MIQUEL ESCUDERO-EL IMPARCIAL 15 de noviembre de 2021, 20:09h
Es tal la desorientación en que estamos instalados (el estado de error en que vivimos, en expresión de Julián Marías) que andamos más desarmados e indefensos de lo que podamos creer. En junio de 2014, el Estado Islámico o Dáesh se apoderó de Mosul e hizo lo que quiso en esa ciudad del norte de Iraq. Días después, el 5 de julio, Abu Bakr al Bagdadi sermoneó en la gran mezquita de Mosul, se nombró califa Ibrahim y anunció el califato universal: “Oh musulmanes, el islam nunca fue ni un solo día la religión de la paz. El islam es la religión de la guerra”.
Tenemos enfrente a un movimiento de base religiosa, una cosmovisión incompatible con los diferentes hasta llegar al odio. No todos los islamistas son yihadistas, pero sí al revés. Los primeros quieren reordenar el gobierno y la sociedad de acuerdo con la sharía (ley islámica). Los segundos están dispuestos a combatir y sacrificar su vida por el islam en el marco de la yihad: en lucha armada contra los incrédulos; una guerra mundial contra el uso de la razón.
El yihadista (un neologismo de muyahidín; guerrero de Alá) nunca se suicida, se inmola como mártir. Su deber es destruir. Mata y muere orgulloso y alegre, sin asumir la responsabilidad de sus actos, todo lo hace por designio divino. No actúan como lobos solitarios, como tantas veces torpe y neciamente se repite. Se saben conectados en red y bendecidos. Hay un dato que no parece decirse lo suficiente, porque muchos se sorprenden al oírlo: el 95% de las víctimas de los yihadistas son musulmanes a quienes consideran apóstatas e infieles.
El yihadismo es un fenómeno “arcaico, tremendamente tradicional, pero vive en el siglo XXI”, se mueve perfectamente en Internet y en las redes sociales. En sus videos y boletines aclaran por qué nos odian y lucharán contra nosotros “mientras nos quede una pulgada de territorio por reclamar, la yihad seguirá siendo una obligación personal para cada musulmán”. El territorio no tiene límite. Ellos aborrecen a muerte el nacionalismo, el marxismo y el liberalismo; todo lo que no sea ellos. Tras el atentado contra una discoteca gay en Orlando (Estados Unidos), ocurrido hace unos cinco años, en la que fueron asesinadas unas cincuenta personas y otras tantas resultaron heridas, una publicación yihadista se expresaba con absoluta claridad, sin doble lenguaje: “Después del bendito ataque ejecutado por el muyahidín Omar Mateen al sodomita club nocturno cruzado”, de Orlando. Y mostraba un odio sin tapujos a los sodomitas liberales: “¿Fue un crimen de odio? Sí, indudablemente. ¿Un acto de terrorismo? Definitivamente sí. A los musulmanes se les ha ordenado aterrorizar a los incrédulos enemigos de Alá”; actos extremos de piedad. Estos creyentes devotos y fanáticos sacrifican sus vidas por el bien de un futuro utópico.

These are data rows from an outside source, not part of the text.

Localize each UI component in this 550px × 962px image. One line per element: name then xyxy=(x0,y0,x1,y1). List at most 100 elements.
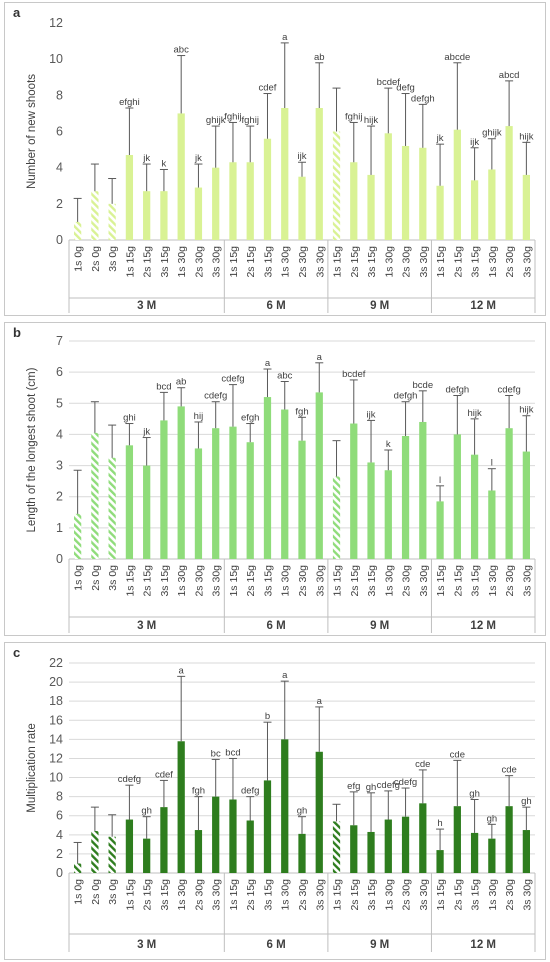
group-label: 12 M xyxy=(470,620,496,632)
significance-letter: efg xyxy=(347,781,360,792)
y-tick-label: 6 xyxy=(56,125,63,139)
significance-letter: cdefg xyxy=(204,391,227,402)
significance-letter: fghij xyxy=(242,115,259,126)
bar xyxy=(350,825,358,873)
y-tick-label: 2 xyxy=(56,847,63,861)
panel-letter: c xyxy=(13,645,21,660)
y-tick-label: 6 xyxy=(56,809,63,823)
significance-letter: ghijk xyxy=(482,128,502,139)
significance-letter: defgh xyxy=(445,385,469,396)
bar xyxy=(125,445,134,559)
x-tick-label: 3s 30g xyxy=(314,879,326,911)
x-tick-label: 1s 15g xyxy=(332,879,344,911)
significance-letter: jk xyxy=(436,133,444,144)
y-tick-label: 5 xyxy=(56,396,63,410)
x-tick-label: 2s 15g xyxy=(452,879,464,911)
significance-letter: cde xyxy=(450,749,465,760)
significance-letter: hijk xyxy=(519,405,534,416)
y-axis-label: Number of new shoots xyxy=(26,74,38,189)
bar xyxy=(125,155,134,240)
x-tick-label: 1s 0g xyxy=(73,879,85,905)
bar xyxy=(332,131,341,240)
bar xyxy=(177,406,185,559)
x-tick-label: 1s 30g xyxy=(280,246,292,278)
group-label: 12 M xyxy=(470,300,496,312)
x-tick-label: 3s 30g xyxy=(521,879,533,911)
y-tick-label: 7 xyxy=(56,334,63,348)
x-tick-label: 2s 30g xyxy=(297,879,309,911)
bar xyxy=(505,806,513,873)
x-tick-label: 2s 30g xyxy=(193,565,205,597)
group-label: 9 M xyxy=(370,939,389,951)
significance-letter: abcde xyxy=(444,52,470,63)
significance-letter: abcd xyxy=(499,70,520,81)
bar xyxy=(229,799,237,873)
bar xyxy=(419,421,427,559)
x-tick-label: 1s 30g xyxy=(487,879,499,911)
y-tick-label: 6 xyxy=(56,365,63,379)
bar xyxy=(246,162,254,240)
bar xyxy=(160,807,168,873)
significance-letter: ijk xyxy=(298,151,307,162)
x-tick-label: 3s 30g xyxy=(314,246,326,278)
bar xyxy=(246,820,254,873)
x-tick-label: 2s 15g xyxy=(349,565,361,597)
significance-letter: hijk xyxy=(467,408,482,419)
bar xyxy=(281,739,289,873)
bar xyxy=(367,462,375,559)
bar xyxy=(91,831,99,873)
bar xyxy=(108,457,116,559)
group-label: 9 M xyxy=(370,300,389,312)
significance-letter: fghij xyxy=(224,111,241,122)
y-tick-label: 4 xyxy=(56,161,63,175)
significance-letter: jk xyxy=(194,153,202,164)
significance-letter: h xyxy=(437,818,442,829)
x-tick-label: 3s 15g xyxy=(262,246,274,278)
significance-letter: fgh xyxy=(192,786,205,797)
significance-letter: ab xyxy=(176,377,187,388)
significance-letter: bcdef xyxy=(377,77,401,88)
x-tick-label: 3s 0g xyxy=(107,879,119,905)
significance-letter: ijk xyxy=(470,137,479,148)
x-tick-label: 3s 30g xyxy=(418,879,430,911)
x-tick-label: 3s 0g xyxy=(107,246,119,272)
bar xyxy=(229,162,237,240)
bar xyxy=(401,435,410,559)
x-tick-label: 2s 15g xyxy=(452,246,464,278)
x-tick-label: 1s 30g xyxy=(176,246,188,278)
significance-letter: a xyxy=(179,665,185,676)
x-tick-label: 2s 15g xyxy=(245,565,257,597)
bar xyxy=(401,145,410,240)
x-tick-label: 2s 15g xyxy=(142,879,154,911)
x-tick-label: 3s 30g xyxy=(418,565,430,597)
x-tick-label: 2s 15g xyxy=(142,565,154,597)
significance-letter: gh xyxy=(487,813,498,824)
bar xyxy=(263,138,272,240)
x-tick-label: 1s 30g xyxy=(487,246,499,278)
significance-letter: bcde xyxy=(413,380,434,391)
bar xyxy=(298,176,306,240)
panel-a: a 0 2 4 6 8 10 12 Number of new shoots 1s 0g 2s 0… xyxy=(4,2,546,316)
significance-letter: a xyxy=(317,696,323,707)
y-tick-label: 10 xyxy=(49,52,63,66)
bar xyxy=(522,830,530,873)
y-tick-label: 2 xyxy=(56,490,63,504)
significance-letter: b xyxy=(265,711,270,722)
x-tick-label: 3s 30g xyxy=(211,246,223,278)
bar xyxy=(74,513,82,559)
x-tick-label: 2s 15g xyxy=(349,246,361,278)
significance-letter: abc xyxy=(174,45,190,56)
significance-letter: cdef xyxy=(155,769,173,780)
bar xyxy=(91,432,99,559)
x-tick-label: 1s 15g xyxy=(435,565,447,597)
bar xyxy=(350,423,358,559)
bar xyxy=(332,821,341,873)
significance-letter: a xyxy=(265,358,271,369)
significance-letter: defgh xyxy=(394,391,418,402)
bar xyxy=(263,397,272,559)
group-label: 6 M xyxy=(267,300,286,312)
y-tick-label: 0 xyxy=(56,233,63,247)
bar xyxy=(143,191,151,240)
x-tick-label: 3s 30g xyxy=(211,565,223,597)
bar xyxy=(505,428,513,559)
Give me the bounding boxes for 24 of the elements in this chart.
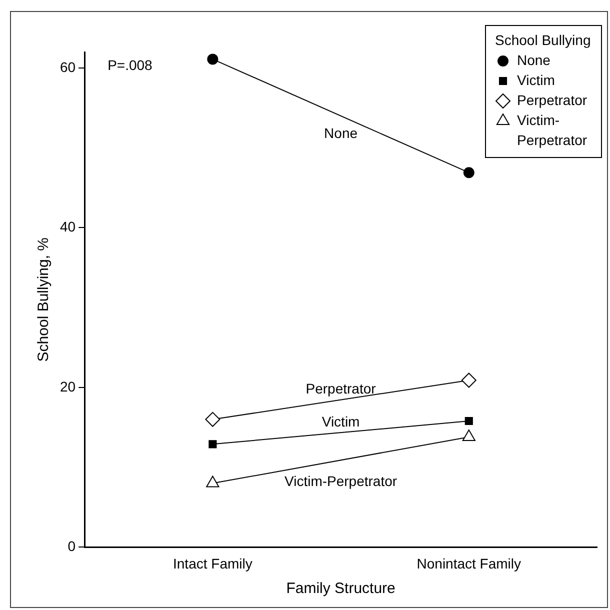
x-tick-label: Intact Family [173, 555, 252, 572]
text: Victim [322, 413, 360, 430]
legend-label: Victim-Perpetrator [517, 112, 588, 148]
point [464, 416, 473, 426]
point [461, 372, 476, 388]
annotation: P=.008 [108, 56, 153, 73]
x-axis-title: Family Structure [286, 580, 396, 598]
y-axis-title: School Bullying, % [35, 237, 52, 362]
legend-label: Victim [517, 72, 555, 88]
legend-label: None [517, 52, 551, 68]
legend-label: Perpetrator [517, 92, 588, 108]
text: None [324, 124, 358, 141]
point [205, 412, 220, 427]
point [207, 54, 218, 65]
y-tick-label: 20 [60, 378, 76, 394]
text: Victim-Perpetrator [284, 473, 398, 489]
y-tick-label: 40 [60, 218, 76, 235]
y-tick-label: 60 [60, 58, 76, 75]
legend-title: School Bullying [495, 32, 591, 48]
point [208, 440, 217, 448]
y-tick-label: 0 [68, 538, 76, 554]
point [463, 167, 474, 178]
x-tick-label: Nonintact Family [416, 555, 522, 572]
text: Perpetrator [306, 380, 376, 397]
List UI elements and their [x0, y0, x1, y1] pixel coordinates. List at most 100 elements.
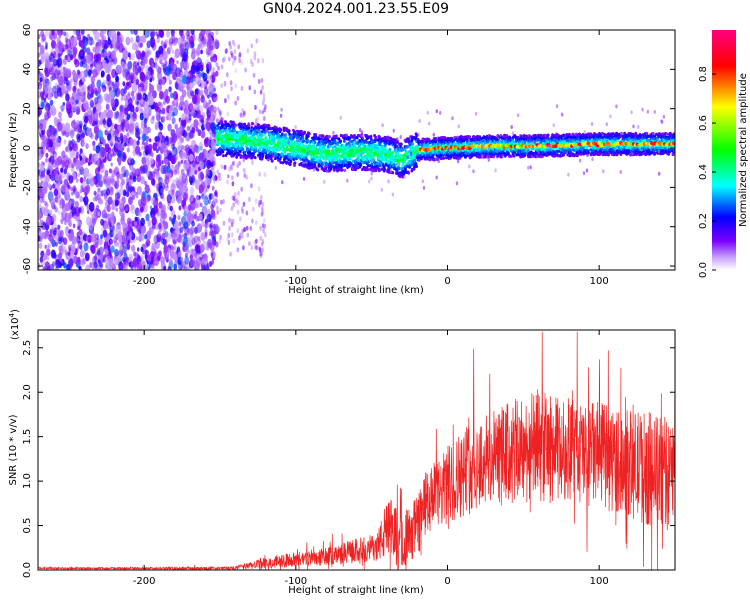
- spectrogram-noise-cell: [120, 95, 124, 101]
- spectrogram-noise-cell: [211, 131, 216, 139]
- spectrogram-noise-cell: [134, 207, 140, 217]
- spectrogram-noise-cell: [72, 46, 78, 55]
- spectrogram-noise-cell: [186, 125, 190, 132]
- spectrogram-noise-cell: [127, 104, 132, 112]
- spectrogram-noise-cell: [198, 72, 202, 78]
- spectrogram-noise-cell: [158, 222, 162, 230]
- spectrogram-noise-cell: [194, 170, 198, 175]
- spectrogram-noise-cell: [117, 150, 123, 159]
- spectrogram-noise-cell: [261, 58, 265, 64]
- spectrogram-noise-cell: [124, 100, 129, 107]
- spectrogram-signal-cell: [353, 134, 356, 138]
- spectrogram-noise-cell: [198, 91, 201, 96]
- spectrogram-noise-cell: [135, 194, 139, 199]
- spectrogram-noise-cell: [174, 233, 178, 238]
- spectrogram-noise-cell: [204, 227, 208, 233]
- spectrogram-noise-cell: [186, 83, 190, 91]
- spectrogram-noise-cell: [110, 162, 113, 167]
- spectrogram-noise-cell: [57, 155, 63, 166]
- spectrogram-noise-cell: [151, 63, 155, 68]
- spectrogram-noise-cell: [54, 116, 57, 121]
- spectrogram-noise-cell: [180, 256, 184, 262]
- spectrogram-noise-cell: [192, 94, 198, 105]
- spectrogram-noise-cell: [146, 171, 150, 177]
- spectrogram-noise-cell: [164, 231, 169, 238]
- spectrogram-noise-cell: [97, 59, 101, 65]
- spectrogram-signal-cell: [415, 164, 418, 169]
- spectrogram-noise-cell: [259, 89, 263, 95]
- spectrogram-noise-cell: [135, 92, 141, 101]
- spectrogram-noise-cell: [155, 135, 159, 142]
- spectrogram-signal-cell: [247, 122, 251, 126]
- spectrogram-noise-cell: [79, 155, 83, 161]
- spectrogram-noise-cell: [213, 57, 216, 63]
- spectrogram-noise-cell: [90, 244, 96, 254]
- spectrogram-noise-cell: [44, 30, 49, 37]
- spectrogram-noise-cell: [210, 203, 215, 211]
- spectrogram-noise-cell: [67, 258, 74, 269]
- spectrogram-noise-cell: [213, 44, 216, 50]
- spectrogram-noise-cell: [83, 186, 89, 196]
- spectrogram-noise-cell: [169, 105, 174, 112]
- spectrogram-noise-cell: [84, 115, 89, 124]
- spectrogram-noise-cell: [83, 167, 90, 178]
- spectrogram-noise-cell: [242, 168, 246, 173]
- spectrogram-noise-cell: [38, 109, 41, 118]
- spectrogram-noise-cell: [58, 75, 64, 86]
- spectrogram-noise-cell: [204, 233, 208, 239]
- spectrogram-noise-cell: [144, 184, 150, 194]
- spectrogram-noise-cell: [106, 188, 111, 196]
- spectrogram-noise-cell: [80, 70, 86, 81]
- spectrogram-noise-cell: [72, 150, 76, 157]
- spectrogram-noise-cell: [45, 244, 50, 252]
- spectrogram-noise-cell: [145, 197, 149, 203]
- spectrogram-noise-cell: [180, 159, 184, 164]
- spectrogram-noise-cell: [98, 179, 104, 188]
- spectrogram-noise-cell: [155, 111, 160, 119]
- spectrogram-noise-cell: [145, 50, 150, 58]
- spectrogram-noise-cell: [178, 105, 181, 111]
- spectrogram-signal-cell: [235, 130, 239, 134]
- spectrogram-noise-cell: [263, 217, 266, 223]
- spectrogram-noise-cell: [121, 178, 125, 186]
- spectrogram-noise-cell: [106, 117, 112, 128]
- spectrogram-noise-cell: [199, 171, 204, 179]
- spectrogram-signal-cell: [336, 141, 339, 145]
- spectrogram-noise-cell: [77, 100, 82, 108]
- spectrogram-noise-cell: [45, 45, 48, 50]
- spectrogram-signal-cell: [217, 141, 221, 145]
- spectrogram-signal-cell: [404, 168, 407, 172]
- spectrogram-noise-cell: [147, 254, 152, 262]
- spectrogram-noise-cell: [145, 70, 151, 80]
- spectrogram-noise-cell: [119, 173, 123, 180]
- spectrogram-noise-cell: [108, 30, 113, 38]
- spectrogram-noise-cell: [107, 244, 111, 249]
- spectrogram-noise-cell: [115, 64, 121, 74]
- spectrogram-noise-cell: [53, 188, 59, 197]
- spectrogram-noise-cell: [58, 252, 63, 260]
- spectrogram-noise-cell: [140, 246, 144, 252]
- spectrogram-noise-cell: [76, 178, 79, 183]
- spectrogram-noise-cell: [258, 171, 262, 177]
- spectrogram-noise-cell: [113, 236, 118, 244]
- spectrogram-noise-cell: [248, 85, 252, 91]
- spectrogram-noise-cell: [213, 229, 217, 235]
- spectrogram-noise-cell: [79, 249, 85, 258]
- spectrogram-noise-cell: [231, 60, 235, 66]
- spectrogram-noise-cell: [242, 201, 246, 207]
- spectrogram-noise-cell: [168, 86, 172, 93]
- spectrogram-noise-cell: [124, 169, 129, 178]
- spectrogram-noise-cell: [88, 221, 94, 231]
- spectrogram-noise-cell: [79, 50, 84, 57]
- spectrogram-signal-cell: [270, 159, 274, 163]
- spectrogram-noise-cell: [123, 252, 128, 260]
- spectrogram-noise-cell: [122, 81, 126, 87]
- spectrogram-noise-cell: [170, 183, 176, 193]
- spectrogram-noise-cell: [172, 239, 176, 245]
- spectrogram-noise-cell: [78, 40, 83, 47]
- spectrogram-noise-cell: [188, 30, 191, 35]
- spectrogram-noise-cell: [70, 199, 75, 205]
- spectrogram-noise-cell: [210, 108, 214, 114]
- spectrogram-noise-cell: [254, 104, 257, 110]
- spectrogram-noise-cell: [206, 136, 209, 142]
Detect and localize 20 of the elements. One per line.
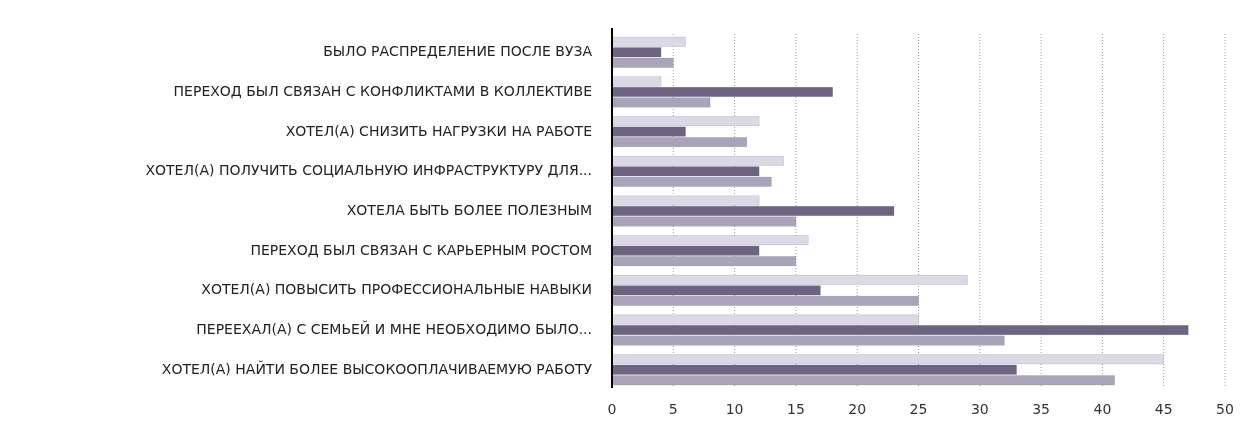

Eduardo Martín de Pozuelo y su colaborador Eduard Yitzhak aluden a la extrema izquierda occidental que interpreta “el islamismo radical como un eficaz movimiento antiimperialista revolucionario”, produce una fascinación sorprendente en los comunistas que ignoran que el islam es antagónico al materialismo dialéctico y que los islamistas supremacistas los detestan profundamente, por más que en forma ocasional puedan aprovechar su simpatía. En su día, intelectuales franceses como Michel Foucault, Simone de Beauvoir y Jean-Paul Sartre saludaron con entusiasmo y alborozo al ayatolá Jomeini: “divina sorpresa que recordaba algo que Occidente había olvidado, es decir, la posibilidad de una espiritualidad política”. Aquel teócrata tenía claras algunas cosas que a los progres se les escapaba: “El islam dice: ¡cualquier cosa buena que existe es gracias a la espada y a la sombra de la espada! ¡Las personas no se hacen obedientes excepto con la espada!”. Los yihadistas se complacen con el rigor del castigo. Sus filmaciones de pavorosas ejecuciones van dirigidas, en especial, a los suyos. Con un mensaje simple captan voluntades que desprecian la riqueza y desarrollan un terrorismo eficaz ‘low cost’, con un entusiasmo irracional y fanático. Reclutan familias enteras y se hacen con niños, que, cachorros del califato, “transmiten una expresión hosca y la presencia poderosa del que sabe lo que hace”. Y con jóvenes de buena posición a quienes dan motivos para vivir y morir. De todo esto hay que tener claridad y conciencia. Sólo así podremos intervenir con acierto en este fenómeno y doblegarlos con el empleo de la razón.